Click chemistry has grown to encompass a range of chemical reactions, such as Diels-Alder reactions, copper-catalyzed alkene-azide cycloaddition (CuAAC), thiol-maleimide addition reactions, and thiol-alkene and thiol-alkyne addition reactions.
The term “thiol-ene” is generally used to describe the hydrothiolation addition of a thiol to any of a wide variety of unsaturated functional groups, such as maleimides, acrylates, and norbornenes, in addition to unactivated carbon-carbon double bonds. In some cases, the reaction can take place not only via the classical radical addition mechanism, but also with Michael-type nucleophilic addition. The term “thiol-yne” is used to describe counterpart hydrothiolation methods using an alkyne in place of an alkene. In general, the thiol-ene and thiol-yne reactions are conducted under photo-initiated radical conditions and proceed via a typical chain growth process with initiation, propagation, and termination steps.

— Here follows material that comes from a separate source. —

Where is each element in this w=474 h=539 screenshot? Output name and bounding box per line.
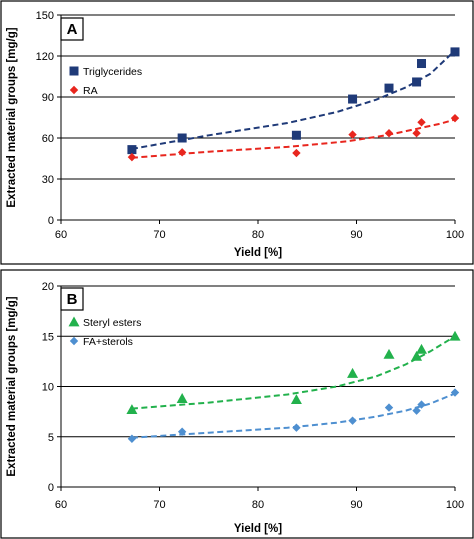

The thiol-ene and -yne click reactions have many attractive features for polymer synthesis. The reactions are rapid, stereo-specific, insensitive to water, and can provide a variety of polymer functionalities through the use of various thiol and/or alkene/alkyne functionalized monomers. By using di-, tri-, and tetra-functionalized thiol and alkene/alkyne monomers, it is possible to perform thiol-ene and -yne click reactions to build new materials with a variety of chemical functionalities. These reactions may also result in more highly organized polymeric networks, in comparison to similar acrylate polymers.
There exists a need for separation or chromatography media that can be easily made by fast, efficient, and easily-controllable polymerization reactions, and easily modified. These media must also display high selectivity and high flow velocity, low back pressure, be inexpensive, and allow for long column-lifetimes, short process-times, and overall operational flexibility.